AUSTIN, Texas -- It's a Texas roundup of a different sort. Teams of students from all around the state are pitting their robots against one another at the 2011 Texas Robot Roundup.
The high school students have been working for six weeks building their mechanical friends. Anderson High sophomore Moritz Freid said it's a good challenge.
"It was a really invigorating thing because it's a really constrained amount of time to build something like a big robot for a certain competition," he explained.
Junior Allison Rich entered a robot with her team from the Girl Scouts of Central Texas.
"We're one of two Girl Scout teams in the nation," said Rich. "There's a team out in California, and there are very few all-girls teams, and so it's really awesome to know that girls can actually do this."
Daniel Aviles is a sophomore at Eastside Memorial High. His team did something unique, building a wearable control console for their robot. He said it eliminates loose wires.

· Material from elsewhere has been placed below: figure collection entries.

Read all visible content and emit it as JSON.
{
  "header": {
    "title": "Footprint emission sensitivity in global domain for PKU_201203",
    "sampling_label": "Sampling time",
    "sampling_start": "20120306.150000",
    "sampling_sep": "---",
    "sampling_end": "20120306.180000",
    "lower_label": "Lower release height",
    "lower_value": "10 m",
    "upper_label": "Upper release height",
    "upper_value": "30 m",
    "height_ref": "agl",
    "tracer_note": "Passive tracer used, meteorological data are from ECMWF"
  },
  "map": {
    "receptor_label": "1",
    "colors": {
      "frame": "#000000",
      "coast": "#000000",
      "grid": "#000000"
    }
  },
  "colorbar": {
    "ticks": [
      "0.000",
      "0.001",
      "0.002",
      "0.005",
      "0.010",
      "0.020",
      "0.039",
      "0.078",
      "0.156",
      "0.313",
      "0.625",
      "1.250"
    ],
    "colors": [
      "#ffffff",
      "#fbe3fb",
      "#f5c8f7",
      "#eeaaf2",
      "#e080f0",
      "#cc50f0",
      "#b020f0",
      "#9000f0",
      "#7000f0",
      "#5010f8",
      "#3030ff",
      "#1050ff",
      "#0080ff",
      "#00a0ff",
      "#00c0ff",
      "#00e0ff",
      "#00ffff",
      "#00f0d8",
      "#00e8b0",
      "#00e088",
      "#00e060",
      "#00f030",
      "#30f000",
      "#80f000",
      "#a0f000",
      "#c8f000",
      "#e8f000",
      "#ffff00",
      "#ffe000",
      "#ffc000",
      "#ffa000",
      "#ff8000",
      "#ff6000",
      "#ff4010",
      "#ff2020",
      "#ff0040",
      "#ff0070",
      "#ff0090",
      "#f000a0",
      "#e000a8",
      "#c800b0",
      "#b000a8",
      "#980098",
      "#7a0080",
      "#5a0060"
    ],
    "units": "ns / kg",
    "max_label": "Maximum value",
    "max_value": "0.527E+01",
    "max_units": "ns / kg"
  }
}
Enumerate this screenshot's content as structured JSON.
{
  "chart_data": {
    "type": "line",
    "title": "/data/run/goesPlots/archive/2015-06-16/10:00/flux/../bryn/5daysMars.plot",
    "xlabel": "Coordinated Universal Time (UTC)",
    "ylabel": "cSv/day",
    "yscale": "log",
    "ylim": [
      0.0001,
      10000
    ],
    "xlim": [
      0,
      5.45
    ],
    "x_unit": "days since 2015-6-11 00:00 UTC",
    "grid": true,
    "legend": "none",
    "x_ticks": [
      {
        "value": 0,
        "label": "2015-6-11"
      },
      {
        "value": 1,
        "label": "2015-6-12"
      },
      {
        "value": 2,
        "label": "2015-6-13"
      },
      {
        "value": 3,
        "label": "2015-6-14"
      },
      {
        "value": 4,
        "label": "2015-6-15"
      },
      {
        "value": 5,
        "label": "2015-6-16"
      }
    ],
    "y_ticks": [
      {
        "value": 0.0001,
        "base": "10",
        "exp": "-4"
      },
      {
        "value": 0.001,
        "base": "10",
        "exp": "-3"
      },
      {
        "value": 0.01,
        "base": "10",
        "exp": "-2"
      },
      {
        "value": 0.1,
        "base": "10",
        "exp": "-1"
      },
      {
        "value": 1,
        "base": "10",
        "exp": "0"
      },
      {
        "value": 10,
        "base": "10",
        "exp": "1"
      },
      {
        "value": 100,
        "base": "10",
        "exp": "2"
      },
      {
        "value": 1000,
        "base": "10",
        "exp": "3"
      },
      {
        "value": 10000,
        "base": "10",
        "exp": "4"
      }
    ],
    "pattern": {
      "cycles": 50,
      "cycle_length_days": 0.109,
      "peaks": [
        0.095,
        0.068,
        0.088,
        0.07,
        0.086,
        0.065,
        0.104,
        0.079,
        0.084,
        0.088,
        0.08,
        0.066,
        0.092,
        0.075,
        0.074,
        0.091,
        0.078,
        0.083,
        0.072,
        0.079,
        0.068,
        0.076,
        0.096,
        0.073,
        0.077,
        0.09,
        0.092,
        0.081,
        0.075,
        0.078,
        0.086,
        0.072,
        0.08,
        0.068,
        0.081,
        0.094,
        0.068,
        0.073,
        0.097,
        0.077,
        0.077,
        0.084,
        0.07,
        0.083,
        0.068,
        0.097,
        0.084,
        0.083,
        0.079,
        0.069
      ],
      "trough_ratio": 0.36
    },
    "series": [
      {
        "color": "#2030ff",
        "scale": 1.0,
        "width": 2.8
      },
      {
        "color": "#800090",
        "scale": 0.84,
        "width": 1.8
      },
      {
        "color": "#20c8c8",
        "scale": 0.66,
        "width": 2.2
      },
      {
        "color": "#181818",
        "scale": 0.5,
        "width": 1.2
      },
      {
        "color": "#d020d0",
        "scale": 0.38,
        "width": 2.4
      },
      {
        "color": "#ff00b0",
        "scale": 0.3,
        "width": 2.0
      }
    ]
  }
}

"Right here is the driver's station, right here is the laptop, right here is the joystick to control the mechanism - the arm, the joystick to control the chassis and the minibot deployer," said Aviles, pointing to each control on the console.
A wide variety of students participated in this artificial intelligence competition.
"In reality, we have people from so many different backgrounds," explained Anderson High junior Issac Kravitz. "We have people who are in sports; we had a person on the varsity football team come and help us out.”
Remember, the engineers of the future are being born at the Texas Robot Roundup. The final competition takes place Saturday at Anderson High School from 9 a.m. to 3 p.m.